Partly this is the nature of living in Israel. I cannot help but feel the sadness and the solemnity of this day when I wake up each morning to hills that once were bloodstained but now are national parks, thanks to the boys whose blood once covered them. I can't help but feel the loss of men young and old when I just have to look at people in my neighbourhood to see the gaps in their families which gape open more widely on this day.
And partly, the longer I live here and the older my oldest son gets, the more I feel Yom Hazikaron, this day of memory, leeching into the future as well.
Every year, my son gets one day closer to receiving his tzav giyus - his first call-up papers. Every year we ratchet one notch closer to his friends receiving theirs. Every year, I fear, takes me one step closer to feeling this day far more intensely than I ever wish to feel it.

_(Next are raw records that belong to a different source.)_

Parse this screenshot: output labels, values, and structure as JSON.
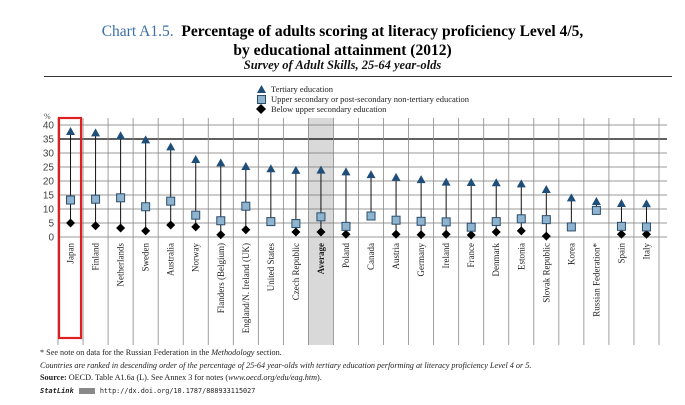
{
  "title": {
    "number": "Chart A1.5.",
    "line1": "Percentage of adults scoring at literacy proficiency Level 4/5,",
    "line2": "by educational attainment (2012)",
    "subtitle": "Survey of Adult Skills, 25-64 year-olds"
  },
  "legend": {
    "tertiary": "Tertiary education",
    "upper_secondary": "Upper secondary or post-secondary non-tertiary education",
    "below_upper_secondary": "Below upper secondary education"
  },
  "colors": {
    "tertiary": "#1f4e79",
    "upper_secondary": "#8fb4d0",
    "upper_secondary_border": "#2b4d6b",
    "below": "#000000",
    "title_number": "#3a6fa8",
    "highlight_box": "#e02020",
    "average_shade": "#d9d9d9"
  },
  "chart_data": {
    "type": "scatter",
    "ylabel": "%",
    "ylim": [
      0,
      40
    ],
    "yticks": [
      0,
      5,
      10,
      15,
      20,
      25,
      30,
      35,
      40
    ],
    "grid": true,
    "legend_position": "top-center",
    "highlighted_category": "Japan",
    "shaded_category": "Average",
    "categories": [
      "Japan",
      "Finland",
      "Netherlands",
      "Sweden",
      "Australia",
      "Norway",
      "Flanders (Belgium)",
      "England/N. Ireland (UK)",
      "United States",
      "Czech Republic",
      "Average",
      "Poland",
      "Canada",
      "Austria",
      "Germany",
      "Ireland",
      "France",
      "Denmark",
      "Estonia",
      "Slovak Republic",
      "Korea",
      "Russian Federation*",
      "Spain",
      "Italy"
    ],
    "series": [
      {
        "name": "Tertiary education",
        "marker": "triangle",
        "values": [
          37.5,
          37,
          36,
          34.5,
          32,
          27.5,
          26.3,
          25,
          24.2,
          23.6,
          23.7,
          23.1,
          22.1,
          21.1,
          20.3,
          19.4,
          19.3,
          19.2,
          18.8,
          16.8,
          13.8,
          12.5,
          11.8,
          11.7
        ]
      },
      {
        "name": "Upper secondary or post-secondary non-tertiary education",
        "marker": "square",
        "values": [
          13.2,
          13.5,
          14,
          10.8,
          12.8,
          7.8,
          5.8,
          11,
          5.5,
          4.8,
          7.2,
          3.8,
          7.5,
          6,
          5.6,
          5.4,
          3.5,
          5.5,
          6.5,
          6.2,
          3.6,
          9.5,
          3.8,
          3.6
        ]
      },
      {
        "name": "Below upper secondary education",
        "marker": "diamond",
        "values": [
          5,
          4,
          3.2,
          2.2,
          4.3,
          3.6,
          0.8,
          2.6,
          null,
          1.8,
          1.8,
          1,
          null,
          1,
          0.8,
          1,
          0.7,
          1.8,
          2.2,
          0.3,
          null,
          null,
          1,
          1
        ]
      }
    ]
  },
  "notes": {
    "russia_note_prefix": "* See note on data for the Russian Federation in the ",
    "russia_note_italic": "Methodology",
    "russia_note_suffix": " section.",
    "ranking_note": "Countries are ranked in descending order of the percentage of 25-64 year-olds with tertiary education performing at literacy proficiency Level 4 or 5.",
    "source_label": "Source:",
    "source_text": " OECD. Table A1.6a (L). See Annex 3 for notes (",
    "source_url": "www.oecd.org/edu/eag.htm",
    "source_end": ").",
    "statlink_label": "StatLink",
    "statlink_url": "http://dx.doi.org/10.1787/888933115027"
  }
}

Perhaps I am morbid, but on this day of all days when I see my son's beautiful friends at a tekes yom hazikaron, shining with potential and excitement for the years ahead of them, I cannot avoid the knowledge that the chances of one of them being killed in battle are very high. I cannot help but look at my new-minted teenage son and see the shadow creeping towards him. One day, he will have to grapple with the burning pain of losing a friend, if not an old friend then a new friend, someone he has known since elementary school or someone he hasn't yet met. On Yom Hazikaron, I feel the pain of the past and the pain of the future.
I know that I am not the only mother who feels the pain of this day creeping forwards each year. I know that every year there will be new losses on this day,
families with new holes in them, friendships newly sundered.
Those young men and women who we have already lost are also not just lost in the past. They are lost in the future too. The children they would have born have been killed. The people they would have taught and changed live on untaught and unchanged and all unknowing of what they could have experienced. The inventions they would have developed, the art they would have created, the music they would have made and the worlds they would have changed are all lost to us. We will never know what futures might have been.
This is the saddest aspect to Yom Hazikaron. If it was just a day of memory - we are a nation that is sadly accustomed to mourning. But it's not just a day of grieving for the past, but a day of grieving for the present and future too.
I read once that what makes men saddest is when their sons join the army. Because they fought and they lost friends and they felt that pain of loss for one reason - so that their sons wouldn't have to. But time moves on and their sons do have to. Time moves on, and life moves on, but one day a year we stop to acknowledge past, present, and future pain.